Over the years my father and I had attended hundreds of Dodger (and Angels) games, and never, not once, had we ever caught a foul ball. I stopped bringing my mitt to games; instead I bought the game programs and religiously tracked the balls and strikes, the double plays and ground outs.
But that particular summer night, deep into the game—say, the seventh or eighth inning—it happened. The bat cracked and the ball rose and made its slow-then-fast descent nearby, landing with a smack and bouncing madly two rows in front of us. There was immediate mayhem. My father leapt over some empty chairs and then dove head first toward the skittering ball. I’d never seen him move like that. He was probably fifty-four or fifty-five at this point. An old dad, just like me.
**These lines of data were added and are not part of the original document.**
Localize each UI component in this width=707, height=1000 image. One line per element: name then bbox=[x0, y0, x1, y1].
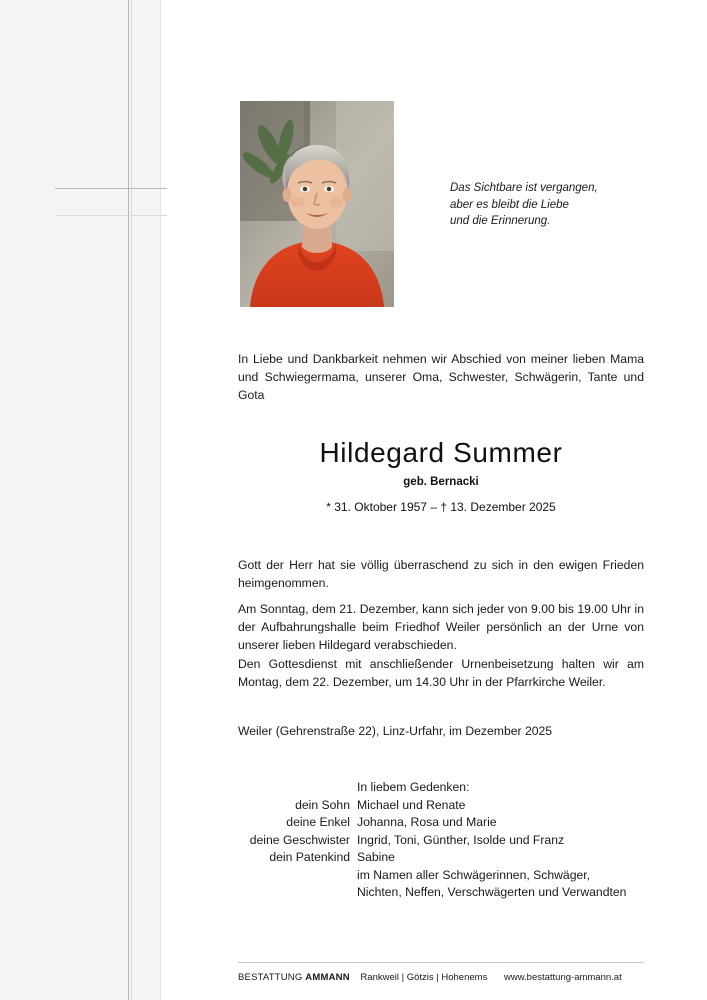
mourners-heading: In liebem Gedenken: bbox=[357, 780, 470, 794]
deceased-dates: * 31. Oktober 1957 – † 13. Dezember 2025 bbox=[326, 500, 556, 514]
table-row bbox=[238, 779, 644, 797]
verse-line-2: aber es bleibt die Liebe bbox=[450, 198, 569, 211]
table-row bbox=[238, 797, 644, 815]
portrait-photo bbox=[240, 101, 394, 307]
paragraph-place-date: Weiler (Gehrenstraße 22), Linz-Urfahr, im Dezember 2025 bbox=[238, 724, 553, 738]
portrait-image bbox=[240, 101, 394, 307]
deceased-maiden-name: geb. Bernacki bbox=[403, 476, 479, 488]
mourner-names: Ingrid, Toni, Günther, Isolde und Franz bbox=[357, 832, 565, 847]
paragraph-viewing: Am Sonntag, dem 21. Dezember, kann sich jeder von 9.00 bis 19.00 Uhr in der Aufbahrungshalle beim Friedhof Weiler persönlich an der Urne von unserer lieben Hildegard verabschieden. bbox=[238, 602, 644, 652]
cross-vertical-line-secondary bbox=[131, 0, 132, 1000]
mourners-spacer bbox=[238, 867, 357, 885]
mourner-relation: dein Patenkind bbox=[269, 850, 350, 864]
table-row bbox=[238, 867, 644, 885]
deceased-name: Hildegard Summer bbox=[319, 437, 563, 468]
brand-light-text: BESTATTUNG bbox=[238, 972, 306, 983]
mourners-closing-line-2: Nichten, Neffen, Verschwägerten und Verwandten bbox=[357, 885, 627, 899]
footer-divider bbox=[238, 962, 644, 963]
cross-vertical-line bbox=[128, 0, 129, 1000]
verse-line-3: und die Erinnerung. bbox=[450, 215, 551, 227]
mourners-block bbox=[238, 779, 644, 902]
left-background-band bbox=[0, 0, 160, 1000]
paragraph-passing: Gott der Herr hat sie völlig überraschend zu sich in den ewigen Frieden heimgenommen. bbox=[238, 558, 644, 590]
table-row bbox=[238, 832, 644, 850]
brand-bold-text: AMMANN bbox=[305, 972, 350, 983]
footer-website[interactable]: www.bestattung-ammann.at bbox=[503, 972, 622, 983]
mourners-spacer bbox=[238, 779, 357, 797]
cross-horizontal-line bbox=[55, 188, 167, 189]
table-row bbox=[238, 884, 644, 902]
table-row bbox=[238, 849, 644, 867]
mourners-spacer bbox=[238, 884, 357, 902]
mourners-closing-line-1: im Namen aller Schwägerinnen, Schwäger, bbox=[357, 867, 591, 882]
footer-towns: Rankweil | Götzis | Hohenems bbox=[360, 972, 488, 983]
mourner-names: Johanna, Rosa und Marie bbox=[357, 815, 497, 829]
band-edge-divider bbox=[160, 0, 161, 1000]
paragraph-service: Den Gottesdienst mit anschließender Urnenbeisetzung halten wir am Montag, dem 22. Dezember, um 14.30 Uhr in der Pfarrkirche Weiler. bbox=[238, 657, 644, 689]
mourner-names: Sabine bbox=[357, 850, 395, 864]
funeral-home-brand bbox=[238, 972, 350, 983]
cross-horizontal-line-secondary bbox=[55, 215, 167, 216]
intro-paragraph: In Liebe und Dankbarkeit nehmen wir Abschied von meiner lieben Mama und Schwiegermama, unserer Oma, Schwester, Schwägerin, Tante und Gota bbox=[238, 352, 644, 402]
mourner-relation: deine Enkel bbox=[286, 815, 350, 829]
verse-line-1: Das Sichtbare ist vergangen, bbox=[450, 182, 598, 194]
mourners-table bbox=[238, 779, 644, 902]
footer bbox=[238, 972, 658, 983]
table-row bbox=[238, 814, 644, 832]
memorial-verse bbox=[450, 180, 680, 230]
mourner-names: Michael und Renate bbox=[357, 797, 466, 812]
mourner-relation: deine Geschwister bbox=[249, 832, 350, 847]
mourner-relation: dein Sohn bbox=[295, 797, 350, 812]
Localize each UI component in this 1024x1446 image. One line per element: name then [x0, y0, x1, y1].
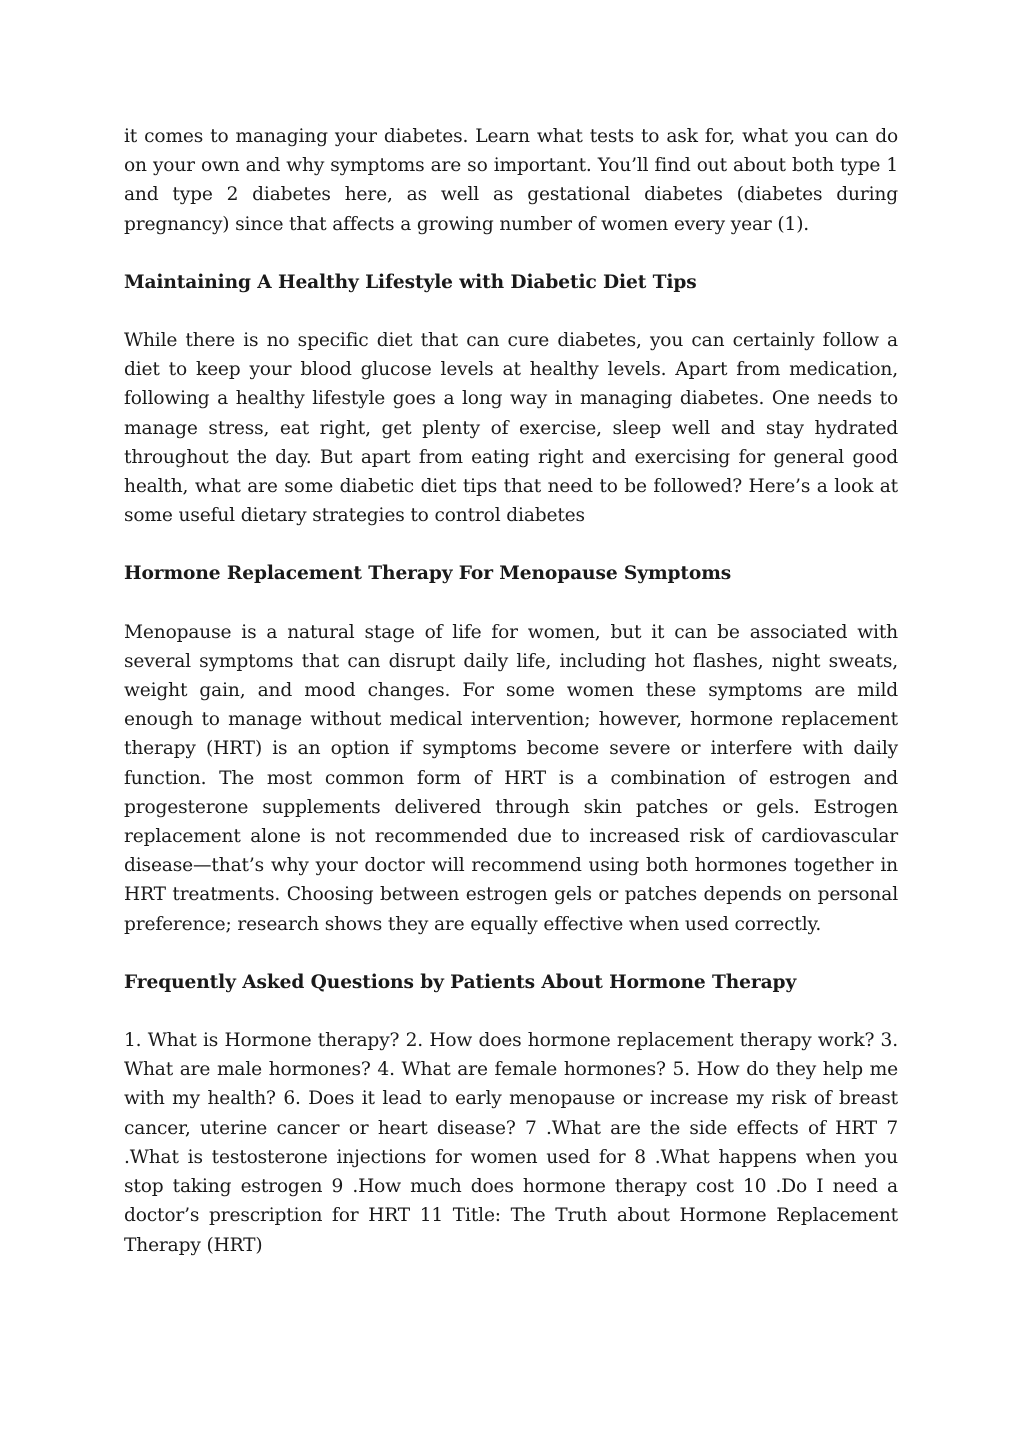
section-body-hrt-menopause: Menopause is a natural stage of life for women, but it can be associated with several symptoms that can disrupt daily life, including hot flashes, night sweats, weight gain, and mood changes. For some women these symptoms are mild enough to manage without medical intervention; however, hormone replacement therapy (HRT) is an option if symptoms become severe or interfere with daily function. The most common form of HRT is a combination of estrogen and progesterone supplements delivered through skin patches or gels. Estrogen replacement alone is not recommended due to increased risk of cardiovascular disease—that’s why your doctor will recommend using both hormones together in HRT treatments. Choosing between estrogen gels or patches depends on personal preference; research shows they are equally effective when used correctly.	[124, 621, 898, 935]
section-heading-hrt-menopause: Hormone Replacement Therapy For Menopause Symptoms	[124, 563, 732, 585]
intro-paragraph: it comes to managing your diabetes. Learn what tests to ask for, what you can do on your own and why symptoms are so important. You’ll find out about both type 1 and type 2 diabetes here, as well as gestational diabetes (diabetes during pregnancy) since that affects a growing number of women every year (1).	[124, 126, 898, 235]
section-body-faq: 1. What is Hormone therapy? 2. How does hormone replacement therapy work? 3. What are male hormones? 4. What are female hormones? 5. How do they help me with my health? 6. Does it lead to early menopause or increase my risk of breast cancer, uterine cancer or heart disease? 7 .What are the side effects of HRT 7 .What is testosterone injections for women used for 8 .What happens when you stop taking estrogen 9 .How much does hormone therapy cost 10 .Do I need a doctor’s prescription for HRT 11 Title: The Truth about Hormone Replacement Therapy (HRT)	[124, 1030, 898, 1256]
section-heading-faq: Frequently Asked Questions by Patients About Hormone Therapy	[124, 971, 797, 993]
section-body-diet-tips: While there is no specific diet that can cure diabetes, you can certainly follow a diet to keep your blood glucose levels at healthy levels. Apart from medication, following a healthy lifestyle goes a long way in managing diabetes. One needs to manage stress, eat right, get plenty of exercise, sleep well and stay hydrated throughout the day. But apart from eating right and exercising for general good health, what are some diabetic diet tips that need to be followed? Here’s a look at some useful dietary strategies to control diabetes	[124, 330, 898, 527]
section-heading-diet-tips: Maintaining A Healthy Lifestyle with Diabetic Diet Tips	[124, 271, 697, 293]
document-page	[124, 122, 898, 1289]
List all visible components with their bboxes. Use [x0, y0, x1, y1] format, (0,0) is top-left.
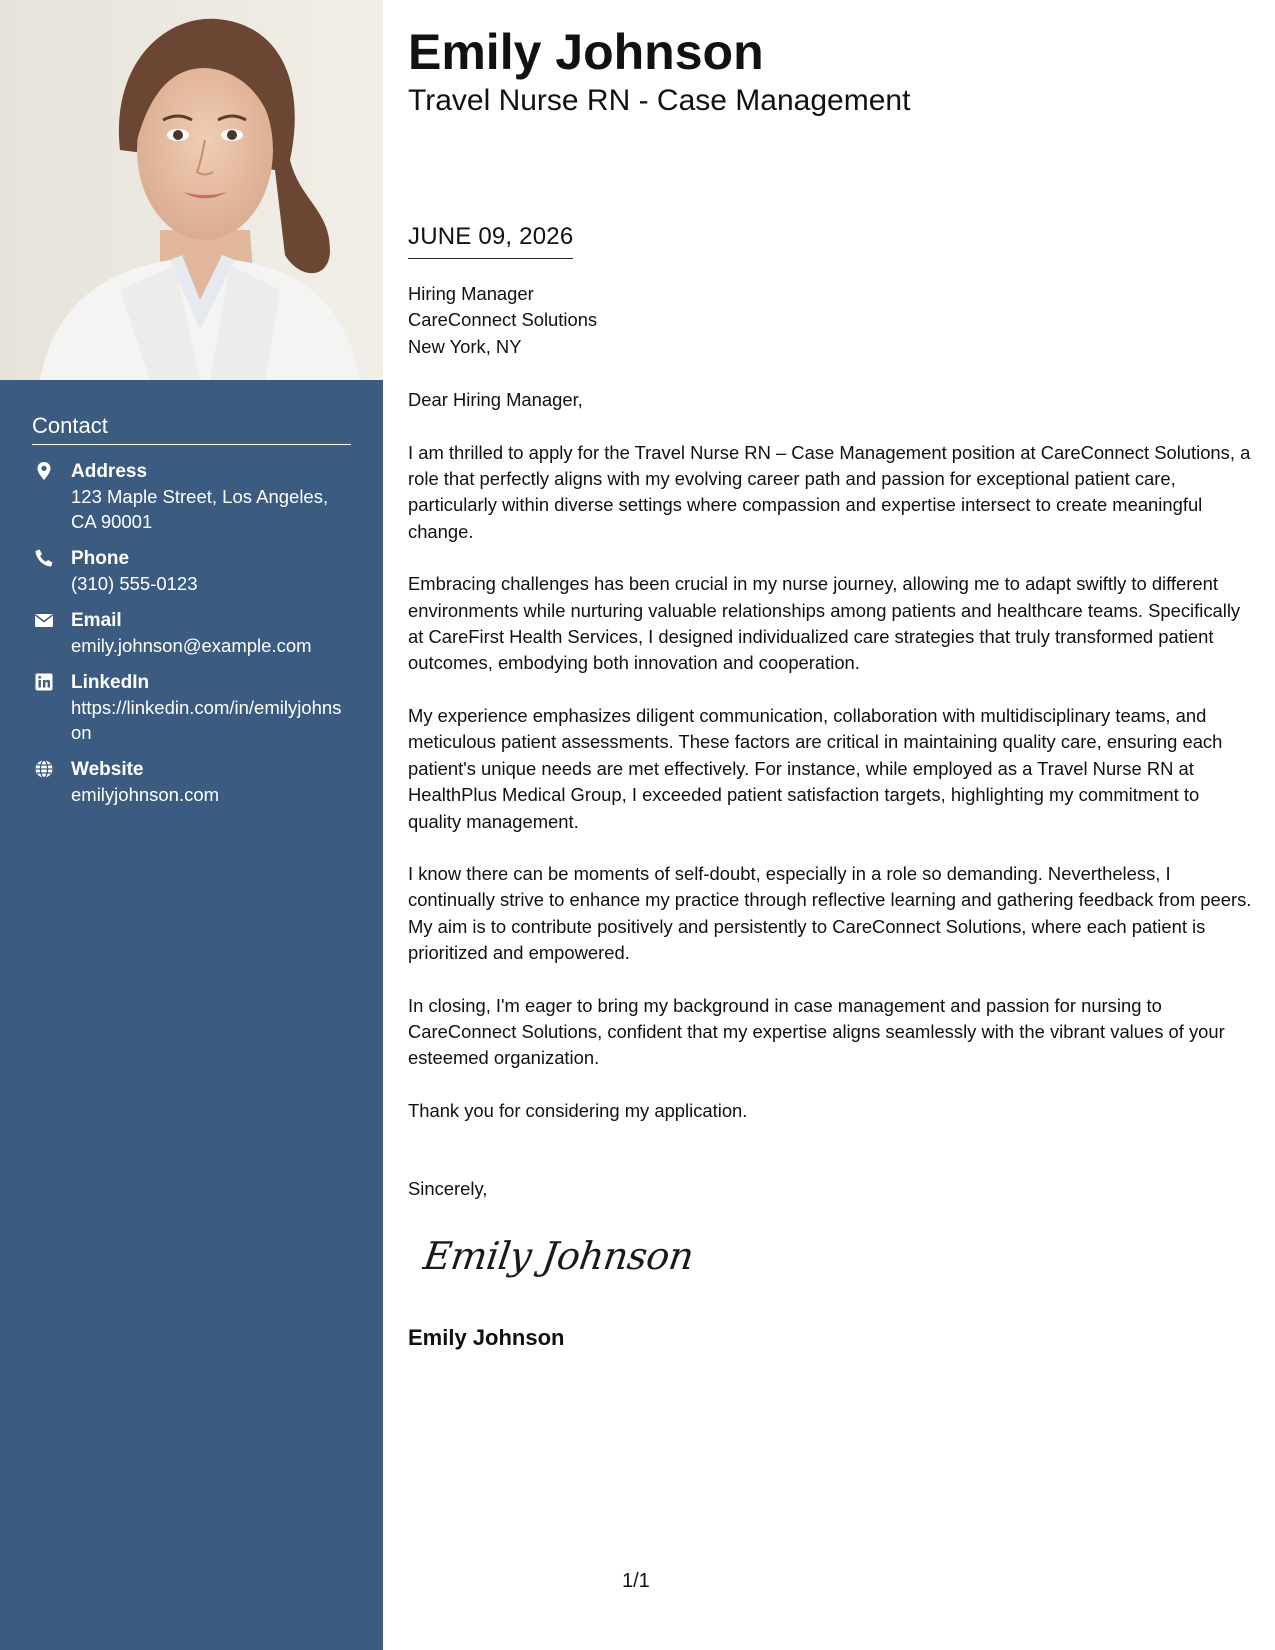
- contact-item-phone: [32, 546, 351, 596]
- letter-date: JUNE 09, 2026: [408, 222, 573, 259]
- envelope-icon: [34, 610, 54, 630]
- salutation: Dear Hiring Manager,: [408, 389, 583, 411]
- globe-icon: [34, 759, 54, 779]
- contact-section: [32, 412, 351, 807]
- recipient-block: [408, 281, 1253, 360]
- contact-item-address: [32, 459, 351, 534]
- contact-heading: Contact: [32, 412, 351, 445]
- phone-icon: [34, 548, 54, 568]
- letter-paragraph: I know there can be moments of self-doubt, especially in a role so demanding. Nevertheless, I continually strive to enhance my practice through reflective learning and gathering feedback from peers. My aim is to contribute positively and persistently to CareConnect Solutions, where each patient is prioritized and empowered.: [408, 862, 1252, 964]
- page-number: 1/1: [622, 1570, 650, 1592]
- profile-photo: [0, 0, 383, 380]
- email-label: Email: [71, 610, 122, 631]
- website-value[interactable]: emilyjohnson.com: [71, 784, 220, 805]
- address-value: 123 Maple Street, Los Angeles, CA 90001: [71, 486, 329, 532]
- applicant-name: Emily Johnson: [408, 24, 764, 80]
- letter-body: [408, 281, 1253, 1203]
- phone-label: Phone: [71, 548, 130, 569]
- portrait-illustration: [0, 0, 383, 380]
- contact-item-website: [32, 757, 351, 807]
- phone-value[interactable]: (310) 555-0123: [71, 573, 198, 594]
- linkedin-icon: [34, 672, 54, 692]
- address-label: Address: [71, 461, 148, 482]
- recipient-line: Hiring Manager: [408, 283, 534, 304]
- letter-paragraph: In closing, I'm eager to bring my background in case management and passion for nursing to CareConnect Solutions, confident that my expertise aligns seamlessly with the vibrant values of your esteemed organization.: [408, 994, 1225, 1069]
- sidebar: [0, 0, 383, 1650]
- letter-paragraph: My experience emphasizes diligent communication, collaboration with multidisciplinary teams, and meticulous patient assessments. These factors are critical in maintaining quality care, ensuring each patient's unique needs are met effectively. For instance, while employed as a Travel Nurse RN at HealthPlus Medical Group, I exceeded patient satisfaction targets, highlighting my commitment to quality management.: [408, 704, 1223, 832]
- recipient-line: CareConnect Solutions: [408, 309, 598, 331]
- handwritten-signature: Emily Johnson: [420, 1234, 697, 1278]
- recipient-line: New York, NY: [408, 335, 522, 357]
- linkedin-value[interactable]: https://linkedin.com/in/emilyjohnson: [71, 697, 342, 743]
- map-pin-icon: [34, 461, 54, 481]
- website-label: Website: [71, 759, 144, 780]
- sign-off: Sincerely,: [408, 1178, 488, 1200]
- job-title: Travel Nurse RN - Case Management: [408, 84, 911, 117]
- contact-item-linkedin: [32, 670, 351, 745]
- letter-paragraph: I am thrilled to apply for the Travel Nurse RN – Case Management position at CareConnect Solutions, a role that perfectly aligns with my evolving career path and passion for exceptional patient care, particularly within diverse settings where compassion and expertise intersect to create meaningful change.: [408, 441, 1251, 542]
- signer-name: Emily Johnson: [408, 1325, 565, 1350]
- linkedin-label: LinkedIn: [71, 672, 150, 693]
- letter-paragraph: Embracing challenges has been crucial in my nurse journey, allowing me to adapt swiftly to different environments while nurturing valuable relationships among patients and healthcare teams. Specifically at CareFirst Health Services, I designed individualized care strategies that truly transformed patient outcomes, embodying both innovation and cooperation.: [408, 573, 1241, 674]
- email-value[interactable]: emily.johnson@example.com: [71, 635, 312, 656]
- contact-item-email: [32, 608, 351, 658]
- closing-thanks: Thank you for considering my application.: [408, 1099, 748, 1121]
And now, thinking of this, many years later, after asking my oldest son if he wanted to go to a baseball game (he sighed and said no thanks), I can still see my father’s lanky frame stretched out, reaching for the ball, fending off the other dads and scrambling combatants, the look of satisfaction on his face once he had it, the ball, secure in his hands, walking triumphantly toward me, climbing back over the chairs (yellow? I remember them as being yellow) and sitting down next to me, placing the ball in my hand as if it were a prize bestowed to a prince, and I’m inspecting the scuffed leather, the rough feel of the red stitching, rubbing my fingers over the fresh blemish from the impact of the concrete, and also there’s the sweat on my father’s brow, his breathing slowing, sipping his beer as a reward, and again I look at and rub the magical object, over and over, slumped in my yellow chair, unaware of the passage of time, the game continuing, finally having what had been coveted for so long, this gift being given from father to son, son to father, and back again.